If Edwards’s political career is toast, it will be because he has always seemed to be less than a sum of his parts: the position papers, the “Two Americas,” the photogenic grin, the supersmart wife. The only piece of the package that consistently disappointed was the man himself. He wasn’t a very good running mate for John Kerry, and as a presidential candidate, he always struck me as being about 2 inches deep.

Perhaps a better way of expressing this is that Edwards was never a good candidate for high office for many reasons.  Rather than the Hunter affair ruining him, it revealed him.  The man called Silky Pony by his detractors, Collins admits, more or less earned that monicker with his lack of depth.  

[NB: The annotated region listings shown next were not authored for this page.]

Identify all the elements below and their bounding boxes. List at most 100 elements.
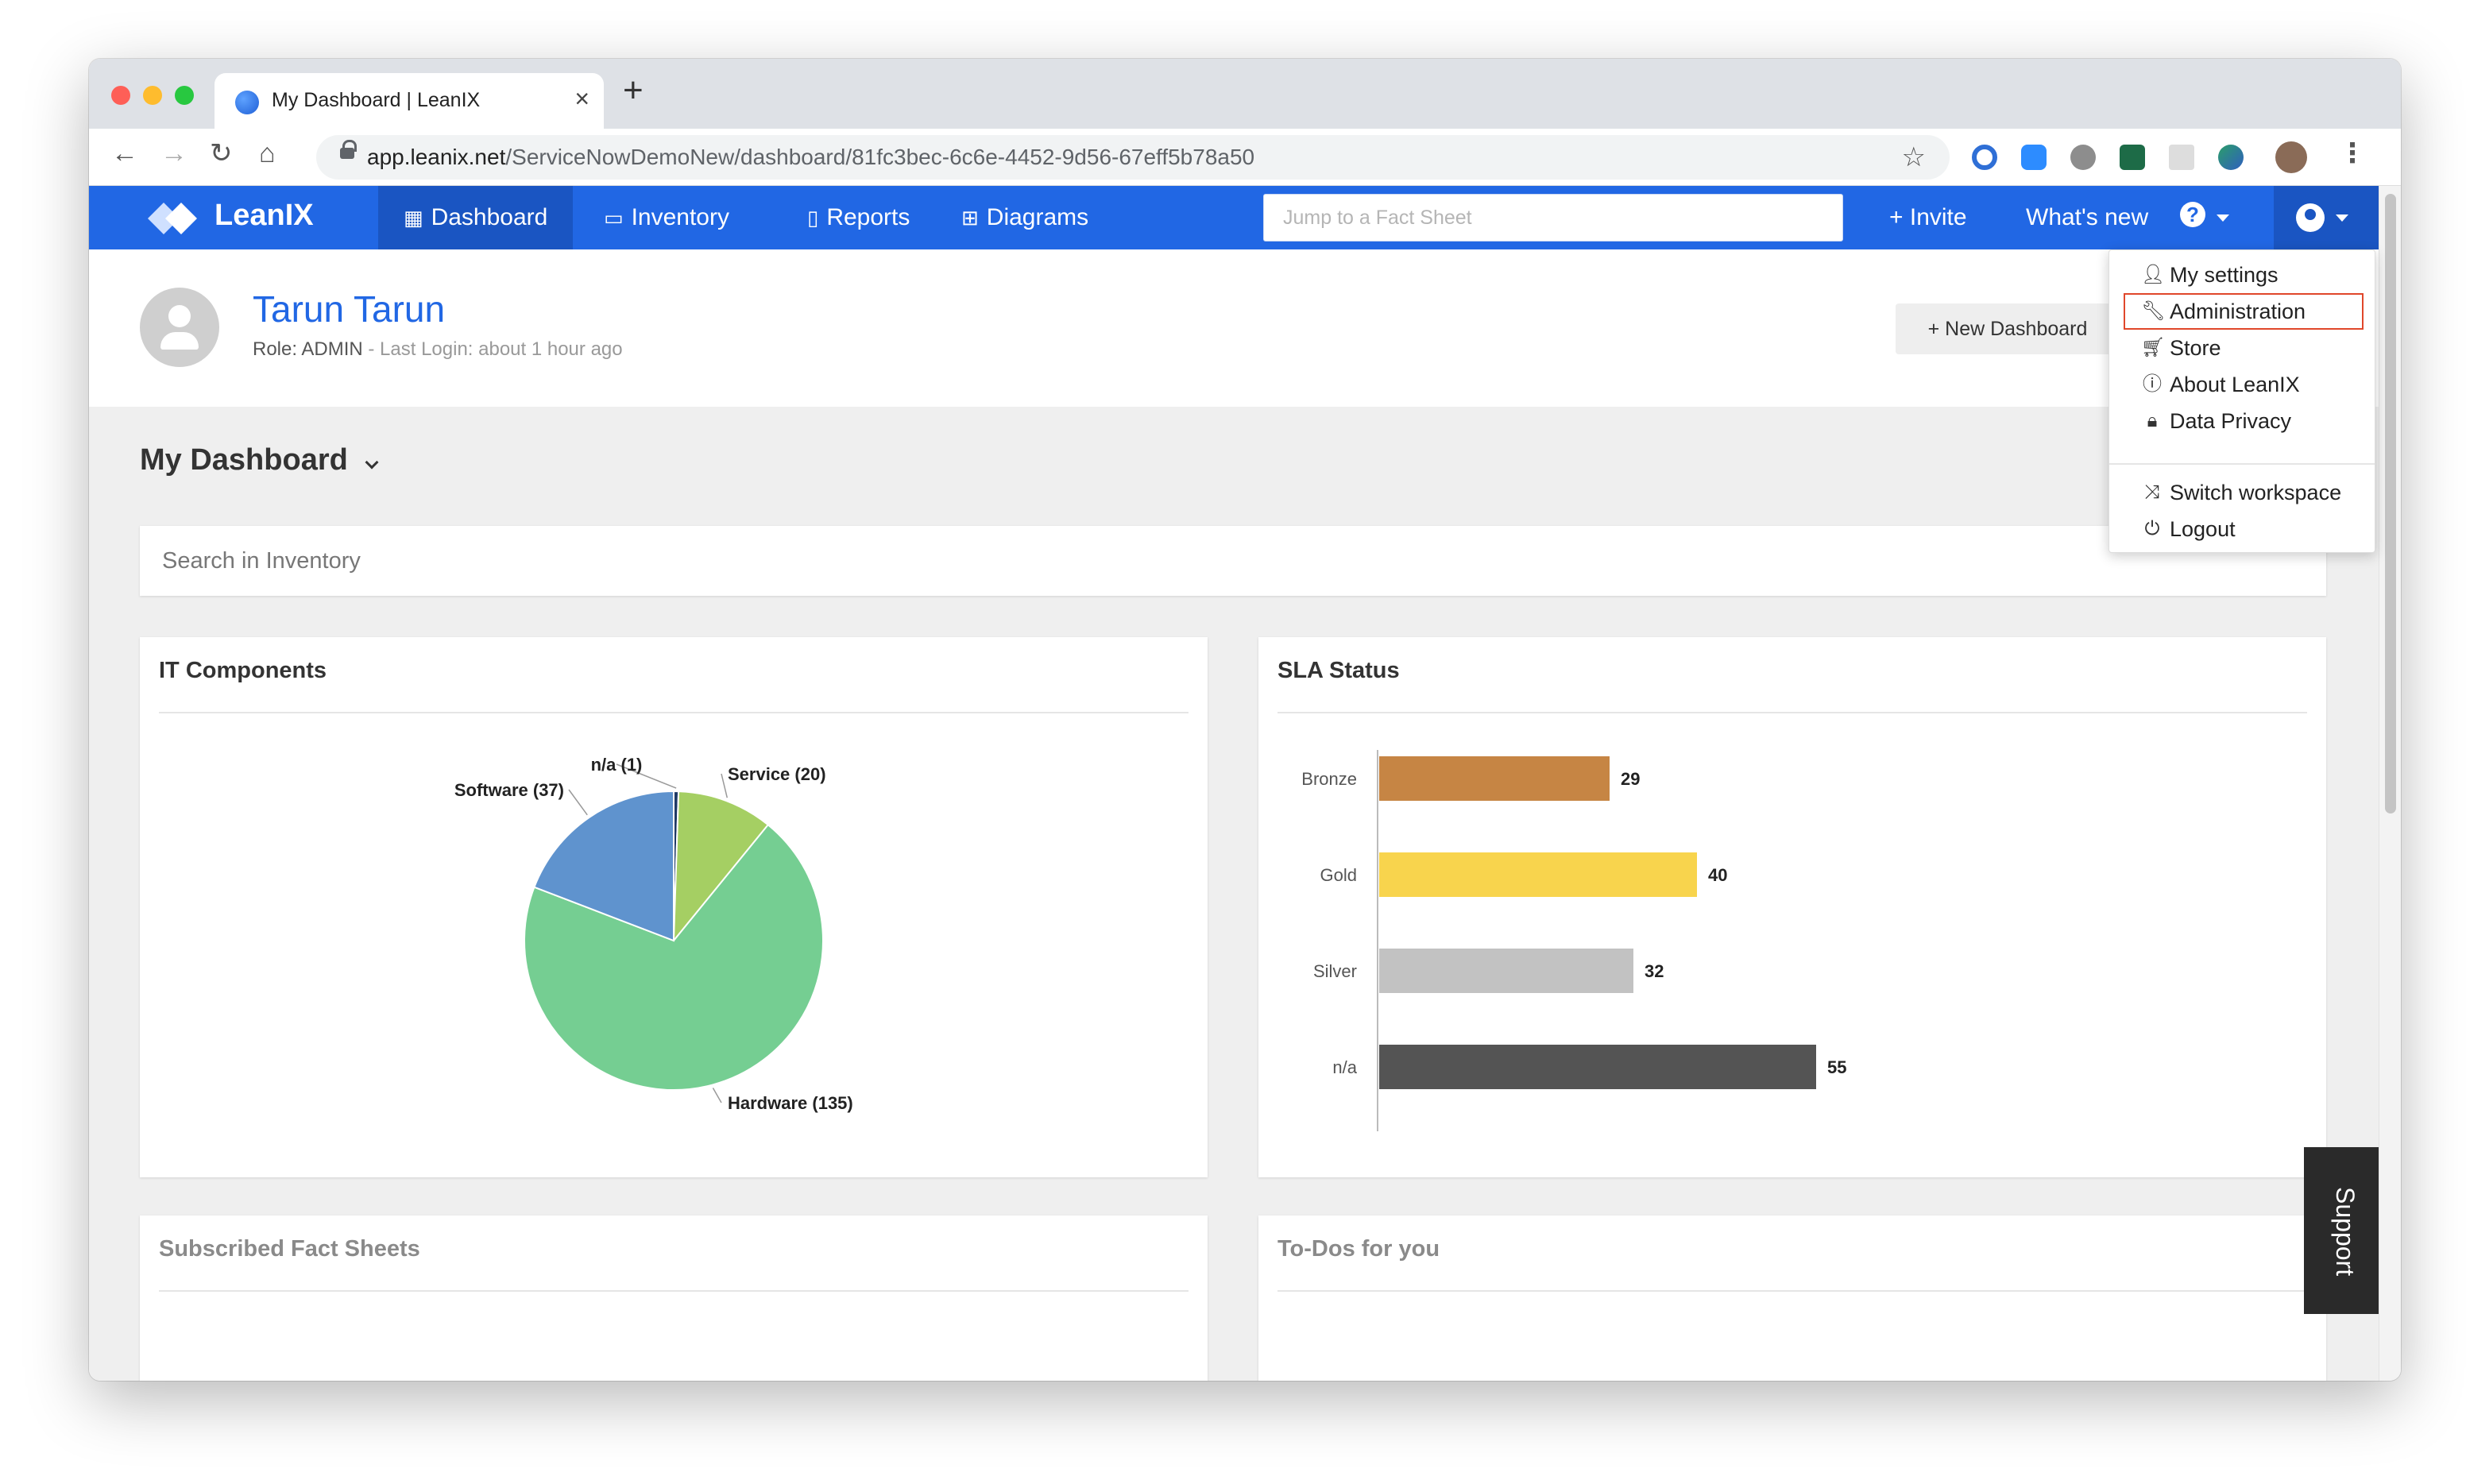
menu-item-switch-workspace[interactable]: ⤨ Switch workspace xyxy=(2109,474,2375,511)
whats-new-link[interactable]: What's new xyxy=(2026,186,2148,249)
dashboard-title[interactable]: My Dashboard xyxy=(140,443,348,477)
menu-label: About LeanIX xyxy=(2170,373,2300,396)
nav-dashboard-label: Dashboard xyxy=(431,204,548,230)
menu-label: Administration xyxy=(2170,300,2306,323)
extension-s-icon[interactable] xyxy=(2120,145,2145,170)
help-caret-icon xyxy=(2217,214,2229,222)
close-window-button[interactable] xyxy=(111,86,130,105)
extension-zoom-icon[interactable] xyxy=(2021,145,2047,170)
info-icon: ⓘ xyxy=(2143,373,2162,395)
nav-dashboard[interactable]: ▦ Dashboard xyxy=(378,186,574,249)
leanix-favicon-icon xyxy=(235,91,259,114)
todos-title: To-Dos for you xyxy=(1277,1236,1440,1262)
nav-diagrams[interactable]: ⊞ Diagrams xyxy=(936,186,1114,249)
menu-divider xyxy=(2109,463,2375,465)
user-menu-button[interactable] xyxy=(2274,186,2379,249)
extension-globe-icon[interactable] xyxy=(2218,145,2244,170)
sla-status-bar-chart: Bronze 29 Gold 40 Silver 32 n/a 55 xyxy=(1301,750,1846,1131)
bar-silver[interactable] xyxy=(1379,949,1633,993)
fact-sheet-search-input[interactable]: Jump to a Fact Sheet xyxy=(1263,194,1843,242)
lock-icon: 🔒︎ xyxy=(2147,410,2158,431)
app-header: LeanIX ▦ Dashboard ▭ Inventory ▯ Reports ⊞ D… xyxy=(89,186,2379,249)
bookmark-star-icon[interactable]: ☆ xyxy=(1902,141,1926,173)
back-icon[interactable]: ← xyxy=(111,140,138,167)
bar-na[interactable] xyxy=(1379,1045,1816,1089)
menu-item-logout[interactable]: ⏻ Logout xyxy=(2109,511,2375,547)
subscribed-fact-sheets-card: Subscribed Fact Sheets xyxy=(140,1215,1208,1381)
lock-icon xyxy=(340,140,357,159)
inventory-icon: ▭ xyxy=(604,206,624,230)
role-text: Role: ADMIN xyxy=(253,338,363,360)
wrench-icon: 🔧︎ xyxy=(2141,300,2166,322)
dashboard-content: My Dashboard Search in Inventory IT Comp… xyxy=(89,407,2379,1381)
minimize-window-button[interactable] xyxy=(143,86,162,105)
home-icon[interactable]: ⌂ xyxy=(259,140,276,167)
nav-reports[interactable]: ▯ Reports xyxy=(782,186,935,249)
url-text: app.leanix.net/ServiceNowDemoNew/dashboa… xyxy=(367,145,1254,170)
menu-label: Logout xyxy=(2170,517,2236,541)
it-components-card: IT Components n/a (1) Service (20) Hardwar… xyxy=(140,637,1208,1177)
address-bar[interactable]: app.leanix.net/ServiceNowDemoNew/dashboa… xyxy=(316,135,1950,180)
menu-item-about[interactable]: ⓘ About LeanIX xyxy=(2109,366,2375,403)
pie-label: Hardware (135) xyxy=(728,1093,853,1113)
extension-misc-icon[interactable] xyxy=(2169,145,2194,170)
dashboard-chevron-down-icon[interactable] xyxy=(365,455,379,470)
leanix-logo-icon xyxy=(148,203,197,234)
support-tab[interactable]: Support xyxy=(2304,1147,2379,1314)
profile-name[interactable]: Tarun Tarun xyxy=(253,288,445,330)
extension-circle-icon[interactable] xyxy=(1972,145,1997,170)
browser-menu-icon[interactable]: ⋮ xyxy=(2339,140,2366,167)
profile-section: Tarun Tarun Role: ADMIN - Last Login: ab… xyxy=(89,249,2379,407)
cart-icon: 🛒︎ xyxy=(2141,337,2166,358)
menu-item-store[interactable]: 🛒︎ Store xyxy=(2109,330,2375,366)
divider xyxy=(159,1290,1189,1292)
menu-label: Switch workspace xyxy=(2170,481,2342,504)
bar-value-label: 40 xyxy=(1708,865,1727,885)
new-dashboard-button[interactable]: + New Dashboard xyxy=(1896,303,2120,354)
browser-tabbar: My Dashboard | LeanIX × + xyxy=(89,59,2401,129)
extension-skype-icon[interactable] xyxy=(2070,145,2096,170)
new-tab-icon[interactable]: + xyxy=(623,73,644,108)
nav-diagrams-label: Diagrams xyxy=(986,204,1089,230)
user-dropdown-menu: 👤︎ My settings 🔧︎ Administration 🛒︎ Store ⓘ… xyxy=(2108,249,2375,553)
page-scrollbar[interactable] xyxy=(2379,186,2401,1381)
menu-item-my-settings[interactable]: 👤︎ My settings xyxy=(2109,257,2375,293)
sla-status-card: SLA Status Bronze 29 Gold 40 Silver 32 n/a 55 xyxy=(1258,637,2326,1177)
support-label: Support xyxy=(2331,1187,2360,1277)
bar-gold[interactable] xyxy=(1379,852,1697,897)
bar-value-label: 32 xyxy=(1645,961,1664,981)
menu-item-data-privacy[interactable]: 🔒︎ Data Privacy xyxy=(2109,403,2375,439)
bar-category-label: Silver xyxy=(1313,961,1357,981)
invite-button[interactable]: + Invite xyxy=(1889,186,1967,249)
pie-leader-line xyxy=(568,789,588,816)
help-icon[interactable]: ? xyxy=(2180,202,2205,227)
nav-inventory[interactable]: ▭ Inventory xyxy=(578,186,755,249)
pie-label: n/a (1) xyxy=(591,755,643,775)
bar-bronze[interactable] xyxy=(1379,756,1610,801)
bar-value-label: 29 xyxy=(1621,769,1640,789)
browser-tab[interactable]: My Dashboard | LeanIX × xyxy=(215,73,604,129)
close-tab-icon[interactable]: × xyxy=(574,84,589,114)
scroll-thumb[interactable] xyxy=(2385,194,2396,813)
pie-label: Service (20) xyxy=(728,764,826,784)
user-icon: 👤︎ xyxy=(2141,264,2166,285)
bar-category-label: n/a xyxy=(1332,1057,1357,1077)
menu-item-administration[interactable]: 🔧︎ Administration xyxy=(2124,293,2364,330)
reload-icon[interactable]: ↻ xyxy=(210,140,233,167)
shuffle-icon: ⤨ xyxy=(2144,481,2160,503)
user-icon xyxy=(2296,203,2325,232)
maximize-window-button[interactable] xyxy=(175,86,194,105)
last-login-text: - Last Login: about 1 hour ago xyxy=(362,338,623,360)
forward-icon[interactable]: → xyxy=(160,140,187,167)
bar-chart-icon: ▯ xyxy=(807,206,819,230)
url-path: /ServiceNowDemoNew/dashboard/81fc3bec-6c… xyxy=(505,145,1255,169)
bar-value-label: 55 xyxy=(1827,1057,1846,1077)
profile-avatar-icon[interactable] xyxy=(2275,141,2307,173)
profile-avatar xyxy=(140,288,219,367)
todos-card: To-Dos for you xyxy=(1258,1215,2326,1381)
inventory-search-input[interactable]: Search in Inventory xyxy=(140,526,2326,596)
tab-title: My Dashboard | LeanIX xyxy=(272,89,481,111)
url-host: app.leanix.net xyxy=(367,145,506,169)
power-icon: ⏻ xyxy=(2144,518,2160,539)
menu-label: Data Privacy xyxy=(2170,409,2292,433)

A better man could rise from the ashes, such as a Gary Hart.  But a better man wouldn’t have put himself in this particular position, and reacted so poorly to it.

Update II: Originally, I wrote that Hart had been exposed in the 1984 cycle, which is incorrect.  Several people e-mailed and commented correctly that Hart’s affair came to light in 1987, when he was expected to ascend to the nomination easily, until his candidacy sunk over the Monkey Business story.  I regret the error.